Paint the darker color along the panel lines first, and then apply the topcoat a little at a time. I have done this with an airbrush; don't know if it will work with a brushed-on finish.
On many Navy aircraft, touch up paint is sprayed over "dings", wear and tear on the paint, and other flaws in the finish. From a navy mechanic's point of view, paint is applied to protect the airframe from corrosion (and rightly so), so matching the color is not that important? Many times the paint is not mixed thoroughly, or does not match exactly for some other reason, so the finish is kind of "spotty". A friend refers to this as "Corrosion control camouflage". It is best replicated with very subtle differences in the shades of paint. Again, practice will perfect this on a model.
Many stains on the exterior of an aircraft are due to hydraulic leaks and seepage, fuel spills and stuff like that. Slats and flaps can have (and usually do have) stains, though they usually "run" in the direction of airflow away from the joint. Most modern military (well, commercial too for that matter) have single point refueling. Usually under the wings! Air to air refueling can result in a fine mist that looks like a dusting of clear gloss on the top surfaces.
The photo-etched parts that you asked about are best cut off on a flat surface using some sort of sharp knife blade (Exact, or something like that). When I have tried to use side cutters, I can't cut close enough to the part and usually end up bending it in the process. For corners use a straight edge or some sort of form to bend the parts over.
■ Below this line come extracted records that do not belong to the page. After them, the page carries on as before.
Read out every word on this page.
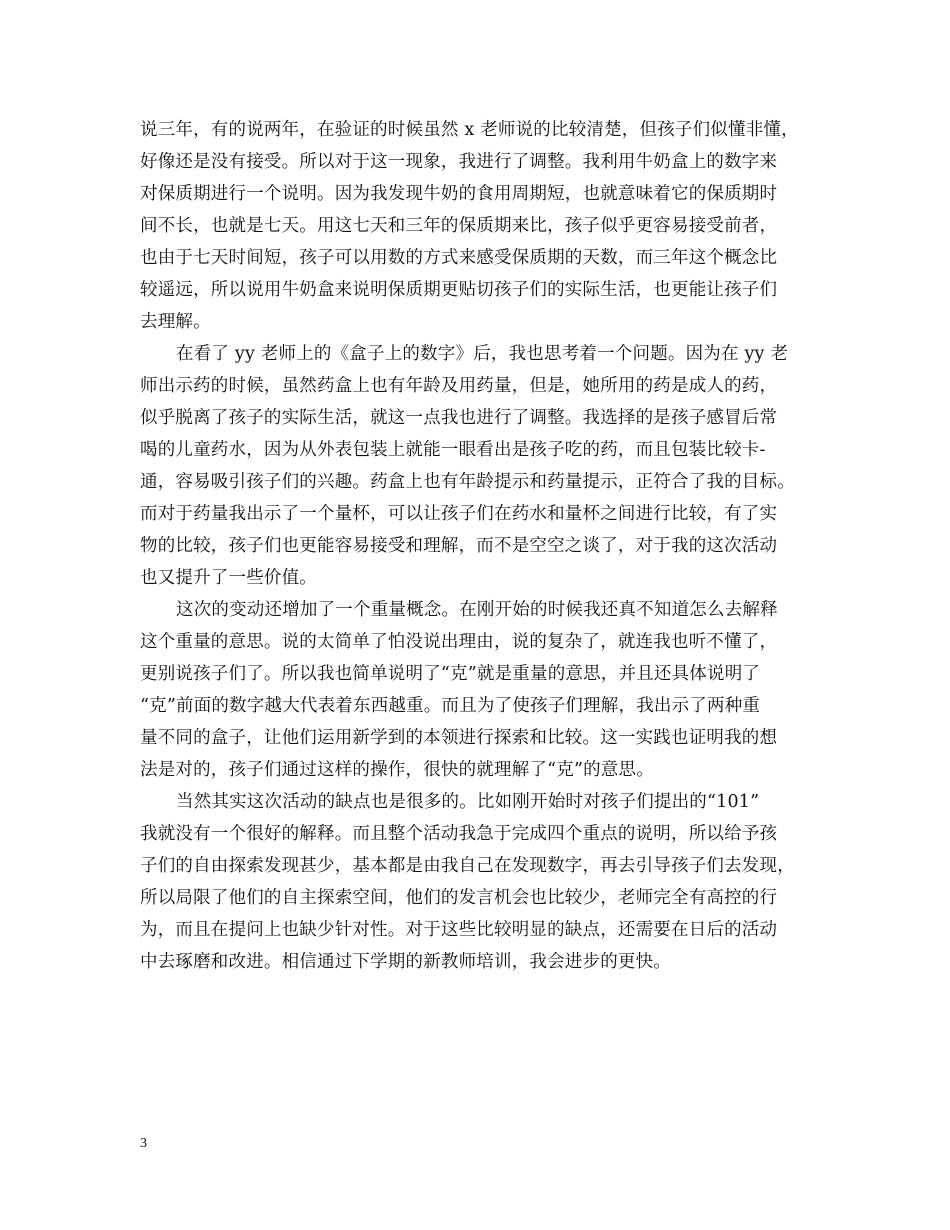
说三年，有的说两年，在验证的时候虽然 x 老师说的比较清楚，但孩子们似懂非懂，
好像还是没有接受。所以对于这一现象，我进行了调整。我利用牛奶盒上的数字来
对保质期进行一个说明。因为我发现牛奶的食用周期短，也就意味着它的保质期时
间不长，也就是七天。用这七天和三年的保质期来比，孩子似乎更容易接受前者，
也由于七天时间短，孩子可以用数的方式来感受保质期的天数，而三年这个概念比
较遥远，所以说用牛奶盒来说明保质期更贴切孩子们的实际生活，也更能让孩子们
去理解。
在看了 yy 老师上的《盒子上的数字》后，我也思考着一个问题。因为在 yy 老
师出示药的时候，虽然药盒上也有年龄及用药量，但是，她所用的药是成人的药，
似乎脱离了孩子的实际生活，就这一点我也进行了调整。我选择的是孩子感冒后常
喝的儿童药水，因为从外表包装上就能一眼看出是孩子吃的药，而且包装比较卡-
通，容易吸引孩子们的兴趣。药盒上也有年龄提示和药量提示，正符合了我的目标。
而对于药量我出示了一个量杯，可以让孩子们在药水和量杯之间进行比较，有了实
物的比较，孩子们也更能容易接受和理解，而不是空空之谈了，对于我的这次活动
也又提升了一些价值。
这次的变动还增加了一个重量概念。在刚开始的时候我还真不知道怎么去解释
这个重量的意思。说的太简单了怕没说出理由，说的复杂了，就连我也听不懂了，
更别说孩子们了。所以我也简单说明了“克”就是重量的意思，并且还具体说明了
“克”前面的数字越大代表着东西越重。而且为了使孩子们理解，我出示了两种重
量不同的盒子，让他们运用新学到的本领进行探索和比较。这一实践也证明我的想
法是对的，孩子们通过这样的操作，很快的就理解了“克”的意思。
当然其实这次活动的缺点也是很多的。比如刚开始时对孩子们提出的“101”
我就没有一个很好的解释。而且整个活动我急于完成四个重点的说明，所以给予孩
子们的自由探索发现甚少，基本都是由我自己在发现数字，再去引导孩子们去发现，
所以局限了他们的自主探索空间，他们的发言机会也比较少，老师完全有高控的行
为，而且在提问上也缺少针对性。对于这些比较明显的缺点，还需要在日后的活动
中去琢磨和改进。相信通过下学期的新教师培训，我会进步的更快。
3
Fortunately most photo-etched parts on airplanes represent flat parts, so bending them to fit is not really an issue. To glue them to the model use some sort of cyanoacrylate like Super Glue, or Crazy Glue. Make sure all the bonding areas are free of paint, or the glue will not stick.
I hope this is not too confusing; I have been distracted by two F-15s and a B-1 that are arriving here for an air show. They seem intent on blowing the shingles off of my roof.